Other images on social media showed Macron playing the rebel Maverick from the Top Gun franchise, while facing off to Trump.
“These sunglasses were unintentionally a very fitting visual vocabulary for the message he wanted to convey,” said communications professor Philippe Moreau-Chevrolet at Paris’s Sciences Po university.
“It gave a Hollywood-style dimension — cool and masculine at once — that answered Trump.”
Trump mocked the look, stating: “I watched him yesterday with those beautiful sunglasses. What the hell happened?“
“But I watched him sort of be tough,” Trump added, after Macron said France rejected “bullies.”
The UK’s Telegraph newspaper published the headline “Can Macron’s sunglasses save the West?” in an analysis of the heated and divisive tone taken by largely male world leaders at the summit.

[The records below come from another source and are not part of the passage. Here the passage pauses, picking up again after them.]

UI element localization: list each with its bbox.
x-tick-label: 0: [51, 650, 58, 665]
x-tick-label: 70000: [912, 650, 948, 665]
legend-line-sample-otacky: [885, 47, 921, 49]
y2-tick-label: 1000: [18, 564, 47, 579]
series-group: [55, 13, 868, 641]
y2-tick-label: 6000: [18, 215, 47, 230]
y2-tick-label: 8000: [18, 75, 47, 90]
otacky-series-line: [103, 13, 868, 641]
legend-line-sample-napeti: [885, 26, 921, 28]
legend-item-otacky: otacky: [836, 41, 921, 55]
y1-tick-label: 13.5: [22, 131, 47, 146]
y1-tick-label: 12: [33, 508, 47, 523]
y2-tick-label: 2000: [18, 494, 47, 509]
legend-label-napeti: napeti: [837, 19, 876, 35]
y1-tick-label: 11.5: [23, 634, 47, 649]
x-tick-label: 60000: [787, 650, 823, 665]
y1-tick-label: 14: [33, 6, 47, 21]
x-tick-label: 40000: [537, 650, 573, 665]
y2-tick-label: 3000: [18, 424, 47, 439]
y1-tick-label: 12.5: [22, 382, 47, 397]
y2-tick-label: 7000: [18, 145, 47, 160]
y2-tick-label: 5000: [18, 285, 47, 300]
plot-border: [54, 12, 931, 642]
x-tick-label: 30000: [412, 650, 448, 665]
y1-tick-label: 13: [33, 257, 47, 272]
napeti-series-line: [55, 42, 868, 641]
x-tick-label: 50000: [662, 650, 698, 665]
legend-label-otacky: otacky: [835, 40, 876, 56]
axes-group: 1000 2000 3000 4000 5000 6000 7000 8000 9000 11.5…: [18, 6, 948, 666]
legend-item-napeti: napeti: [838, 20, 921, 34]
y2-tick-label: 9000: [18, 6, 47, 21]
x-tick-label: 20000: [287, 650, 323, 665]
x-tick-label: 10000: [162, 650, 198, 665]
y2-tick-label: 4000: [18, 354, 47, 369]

“Testosterone is the primary currency in Davos this year, and the French president’s aviators have placed him at the top of the pecking order,” the Telegraph wrote.
The hype surrounding Macron’s look led to a surge in traffic to the French eyewear maker Henry Jullien’s website, causing it to crash.
“Our eShop website is experiencing an exceptional volume of visits and enquiries” following the “significant visibility” given to the sunglasses by Macron, said a notice on the brand’s website.
It added that it had launched a “temporary page” featuring solely the ‘Pacific’ model worn by Macron, “to ensure stable and secure access for everyone.”